Quelles voix ! Quels coffres ! Tatoués, patibulaires, des anneaux d’or pendant à leurs oreilles velues, leurs offres sonnent comme des sommations. Batailleurs, coureurs de filles, soiffards jamais désaltérés, fanfarons, braillards, pétuneurs, chanteurs et conteurs bien disants, au demeurant les meilleurs fils du monde.

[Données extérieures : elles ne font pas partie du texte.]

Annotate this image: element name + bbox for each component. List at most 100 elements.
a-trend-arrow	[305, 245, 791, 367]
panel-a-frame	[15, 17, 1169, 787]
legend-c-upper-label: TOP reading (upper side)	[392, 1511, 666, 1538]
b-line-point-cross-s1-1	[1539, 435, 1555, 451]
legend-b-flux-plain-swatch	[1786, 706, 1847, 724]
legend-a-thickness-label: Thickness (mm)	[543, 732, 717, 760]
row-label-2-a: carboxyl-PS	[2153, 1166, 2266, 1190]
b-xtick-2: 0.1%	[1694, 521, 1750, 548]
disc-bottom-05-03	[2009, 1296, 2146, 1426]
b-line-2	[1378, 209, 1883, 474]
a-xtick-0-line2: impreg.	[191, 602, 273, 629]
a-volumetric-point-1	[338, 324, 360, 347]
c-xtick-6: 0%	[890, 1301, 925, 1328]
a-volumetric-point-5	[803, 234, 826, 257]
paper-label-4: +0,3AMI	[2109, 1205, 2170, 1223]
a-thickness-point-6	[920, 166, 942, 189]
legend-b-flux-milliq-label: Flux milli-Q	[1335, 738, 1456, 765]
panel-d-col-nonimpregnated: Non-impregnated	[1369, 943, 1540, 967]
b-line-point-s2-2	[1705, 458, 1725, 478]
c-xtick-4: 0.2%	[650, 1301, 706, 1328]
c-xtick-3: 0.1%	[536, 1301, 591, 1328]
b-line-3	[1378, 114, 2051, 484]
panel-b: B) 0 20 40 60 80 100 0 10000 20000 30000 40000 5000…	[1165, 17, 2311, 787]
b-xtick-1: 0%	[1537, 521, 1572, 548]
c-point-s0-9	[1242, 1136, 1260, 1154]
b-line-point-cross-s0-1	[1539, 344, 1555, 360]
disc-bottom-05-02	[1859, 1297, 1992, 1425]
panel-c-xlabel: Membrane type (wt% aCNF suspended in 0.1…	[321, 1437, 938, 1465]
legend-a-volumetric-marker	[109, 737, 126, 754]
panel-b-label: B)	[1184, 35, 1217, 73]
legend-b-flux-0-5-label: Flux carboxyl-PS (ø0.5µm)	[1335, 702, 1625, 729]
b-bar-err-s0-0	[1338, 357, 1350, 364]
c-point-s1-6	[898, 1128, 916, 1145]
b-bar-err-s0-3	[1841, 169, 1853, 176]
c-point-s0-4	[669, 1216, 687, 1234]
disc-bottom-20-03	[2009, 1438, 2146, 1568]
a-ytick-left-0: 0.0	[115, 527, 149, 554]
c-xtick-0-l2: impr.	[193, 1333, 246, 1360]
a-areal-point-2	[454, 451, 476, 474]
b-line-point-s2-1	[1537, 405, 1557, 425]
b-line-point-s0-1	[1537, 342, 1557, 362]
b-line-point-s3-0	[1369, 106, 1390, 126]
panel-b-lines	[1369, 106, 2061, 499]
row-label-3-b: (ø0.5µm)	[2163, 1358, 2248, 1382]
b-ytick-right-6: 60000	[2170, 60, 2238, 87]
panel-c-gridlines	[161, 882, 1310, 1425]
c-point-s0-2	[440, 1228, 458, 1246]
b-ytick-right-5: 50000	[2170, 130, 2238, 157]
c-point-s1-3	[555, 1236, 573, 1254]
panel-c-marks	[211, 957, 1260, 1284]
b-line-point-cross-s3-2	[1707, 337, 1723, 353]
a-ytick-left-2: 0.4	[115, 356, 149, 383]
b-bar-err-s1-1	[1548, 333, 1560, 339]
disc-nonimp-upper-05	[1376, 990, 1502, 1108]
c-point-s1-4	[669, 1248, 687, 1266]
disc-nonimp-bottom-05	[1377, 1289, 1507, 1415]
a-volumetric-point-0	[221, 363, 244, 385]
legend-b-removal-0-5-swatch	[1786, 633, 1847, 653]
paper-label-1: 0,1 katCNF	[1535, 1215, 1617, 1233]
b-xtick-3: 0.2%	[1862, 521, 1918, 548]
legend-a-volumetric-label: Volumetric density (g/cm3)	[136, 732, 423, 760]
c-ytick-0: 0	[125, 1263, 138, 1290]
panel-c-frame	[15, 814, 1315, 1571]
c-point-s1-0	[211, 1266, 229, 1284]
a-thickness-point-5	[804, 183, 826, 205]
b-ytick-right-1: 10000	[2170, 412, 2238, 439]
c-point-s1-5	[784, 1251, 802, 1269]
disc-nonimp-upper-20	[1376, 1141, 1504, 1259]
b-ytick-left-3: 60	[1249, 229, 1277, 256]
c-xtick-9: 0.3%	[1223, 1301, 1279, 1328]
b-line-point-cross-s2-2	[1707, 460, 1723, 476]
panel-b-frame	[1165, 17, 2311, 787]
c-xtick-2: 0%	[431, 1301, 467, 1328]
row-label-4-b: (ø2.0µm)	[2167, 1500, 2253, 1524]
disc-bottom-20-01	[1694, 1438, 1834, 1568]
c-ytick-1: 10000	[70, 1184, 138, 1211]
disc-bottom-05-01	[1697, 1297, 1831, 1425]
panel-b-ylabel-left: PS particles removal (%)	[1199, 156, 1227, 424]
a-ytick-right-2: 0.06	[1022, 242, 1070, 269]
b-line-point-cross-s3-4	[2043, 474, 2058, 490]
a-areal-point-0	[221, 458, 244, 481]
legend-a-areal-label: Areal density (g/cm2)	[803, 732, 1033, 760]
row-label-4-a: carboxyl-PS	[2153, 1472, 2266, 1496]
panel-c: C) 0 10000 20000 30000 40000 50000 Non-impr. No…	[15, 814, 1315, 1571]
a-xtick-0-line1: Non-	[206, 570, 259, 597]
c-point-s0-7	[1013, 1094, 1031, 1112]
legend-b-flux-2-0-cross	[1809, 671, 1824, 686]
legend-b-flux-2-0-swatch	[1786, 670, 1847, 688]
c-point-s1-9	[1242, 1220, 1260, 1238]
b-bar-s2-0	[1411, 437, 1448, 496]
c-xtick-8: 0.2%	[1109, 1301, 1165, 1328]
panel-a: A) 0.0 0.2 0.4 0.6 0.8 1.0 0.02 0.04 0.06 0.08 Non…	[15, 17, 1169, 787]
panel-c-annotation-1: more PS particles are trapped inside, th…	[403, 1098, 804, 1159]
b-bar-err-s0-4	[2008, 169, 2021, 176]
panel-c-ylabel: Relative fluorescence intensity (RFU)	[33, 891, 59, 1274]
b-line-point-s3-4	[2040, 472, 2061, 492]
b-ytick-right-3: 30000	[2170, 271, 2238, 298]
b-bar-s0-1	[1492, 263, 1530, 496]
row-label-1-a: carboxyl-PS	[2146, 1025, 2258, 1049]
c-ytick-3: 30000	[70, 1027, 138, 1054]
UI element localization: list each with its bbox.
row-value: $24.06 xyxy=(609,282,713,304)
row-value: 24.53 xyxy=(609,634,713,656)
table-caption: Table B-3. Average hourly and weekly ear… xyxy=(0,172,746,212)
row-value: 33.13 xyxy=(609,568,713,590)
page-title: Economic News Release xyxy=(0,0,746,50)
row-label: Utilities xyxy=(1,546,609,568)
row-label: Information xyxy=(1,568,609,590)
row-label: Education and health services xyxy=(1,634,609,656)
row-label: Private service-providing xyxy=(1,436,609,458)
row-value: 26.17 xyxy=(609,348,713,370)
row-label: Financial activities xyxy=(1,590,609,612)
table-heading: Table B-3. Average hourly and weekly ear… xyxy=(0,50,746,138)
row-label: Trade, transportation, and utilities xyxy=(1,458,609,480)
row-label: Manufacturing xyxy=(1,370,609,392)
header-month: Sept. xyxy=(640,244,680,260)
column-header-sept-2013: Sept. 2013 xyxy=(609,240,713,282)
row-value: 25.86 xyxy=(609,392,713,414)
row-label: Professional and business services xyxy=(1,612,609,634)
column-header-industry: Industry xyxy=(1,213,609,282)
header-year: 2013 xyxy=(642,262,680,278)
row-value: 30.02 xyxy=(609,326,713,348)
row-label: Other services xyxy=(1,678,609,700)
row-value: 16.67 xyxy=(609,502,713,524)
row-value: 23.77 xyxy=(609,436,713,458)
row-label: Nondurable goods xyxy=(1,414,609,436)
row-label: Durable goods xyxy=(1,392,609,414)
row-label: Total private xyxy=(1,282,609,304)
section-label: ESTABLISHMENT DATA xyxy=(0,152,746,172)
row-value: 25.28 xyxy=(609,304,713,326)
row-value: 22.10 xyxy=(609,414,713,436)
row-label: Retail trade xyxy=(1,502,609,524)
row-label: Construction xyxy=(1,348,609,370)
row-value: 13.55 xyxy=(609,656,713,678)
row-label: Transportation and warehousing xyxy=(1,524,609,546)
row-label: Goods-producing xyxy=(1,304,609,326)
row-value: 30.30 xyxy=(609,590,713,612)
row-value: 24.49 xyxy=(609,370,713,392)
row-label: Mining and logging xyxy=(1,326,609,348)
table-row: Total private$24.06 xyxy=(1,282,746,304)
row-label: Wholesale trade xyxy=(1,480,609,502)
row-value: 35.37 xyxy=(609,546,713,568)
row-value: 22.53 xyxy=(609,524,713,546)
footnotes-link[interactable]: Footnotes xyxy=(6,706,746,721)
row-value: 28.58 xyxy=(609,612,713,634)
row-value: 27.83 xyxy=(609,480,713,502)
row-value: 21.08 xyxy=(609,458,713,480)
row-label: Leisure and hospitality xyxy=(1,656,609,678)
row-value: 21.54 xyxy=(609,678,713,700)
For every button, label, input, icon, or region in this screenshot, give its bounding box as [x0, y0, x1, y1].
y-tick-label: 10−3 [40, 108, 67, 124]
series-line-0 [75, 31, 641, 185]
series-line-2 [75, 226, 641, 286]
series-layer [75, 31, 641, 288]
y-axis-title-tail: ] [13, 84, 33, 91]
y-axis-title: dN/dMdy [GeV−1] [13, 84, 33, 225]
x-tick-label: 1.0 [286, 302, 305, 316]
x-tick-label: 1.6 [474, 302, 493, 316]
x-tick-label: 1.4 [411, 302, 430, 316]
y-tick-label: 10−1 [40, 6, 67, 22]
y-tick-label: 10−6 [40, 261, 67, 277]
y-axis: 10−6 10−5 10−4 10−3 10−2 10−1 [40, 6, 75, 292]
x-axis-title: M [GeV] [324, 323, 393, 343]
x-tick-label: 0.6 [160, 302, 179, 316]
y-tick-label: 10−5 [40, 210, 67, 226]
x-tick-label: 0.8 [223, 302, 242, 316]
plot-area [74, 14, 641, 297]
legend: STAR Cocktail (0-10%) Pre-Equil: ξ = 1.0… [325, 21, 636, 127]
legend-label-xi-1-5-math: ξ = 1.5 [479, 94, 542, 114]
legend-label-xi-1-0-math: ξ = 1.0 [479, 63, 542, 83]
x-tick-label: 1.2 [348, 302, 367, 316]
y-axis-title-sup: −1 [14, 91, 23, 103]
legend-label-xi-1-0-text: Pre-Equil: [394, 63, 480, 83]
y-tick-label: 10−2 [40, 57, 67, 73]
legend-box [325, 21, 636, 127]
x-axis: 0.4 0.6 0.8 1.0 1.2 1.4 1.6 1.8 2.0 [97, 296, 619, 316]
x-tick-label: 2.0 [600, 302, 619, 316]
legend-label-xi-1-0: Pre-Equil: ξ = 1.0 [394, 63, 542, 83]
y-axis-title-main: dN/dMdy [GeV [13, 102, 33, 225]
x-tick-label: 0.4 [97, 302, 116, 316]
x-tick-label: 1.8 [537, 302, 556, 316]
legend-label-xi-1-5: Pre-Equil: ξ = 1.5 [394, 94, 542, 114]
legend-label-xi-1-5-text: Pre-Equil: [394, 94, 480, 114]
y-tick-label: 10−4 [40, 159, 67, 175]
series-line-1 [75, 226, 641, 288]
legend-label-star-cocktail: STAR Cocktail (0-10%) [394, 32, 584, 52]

(Routes de l’aventure de Maurice Genevoix, © Plon, un département de Place des éditeurs, 1959)

 

Après la disparition de la marine de Loire traditionnelle, les mariniers se sont reconvertis ou spécialisés dans des activités en lien avec la Loire : grande pêche au barrage ou aux engins, exploitation d’un bac pour la traversée du fleuve, dragage de sables et granulats, exploitation d’un bateau-lavoir, etc.

 

Des chaînes, en proue et en poupe, amarraient à des pieux l’énorme hangar flottant. Le bout des selles alignées, les silhouettes des laveuses émergeaient au bord de la lumière… On entrevoyait en arrière des fagots et des cotrets, une bouteille d’eau de Javel, d’un jaune verdâtre de citron, la fournaise rouge de la chaudière. Et les battoirs claquaient, les brosses de chiendent frottaient, projetant sur l’eau des bulles savonneuses, des flocons de mousse blanche et légère.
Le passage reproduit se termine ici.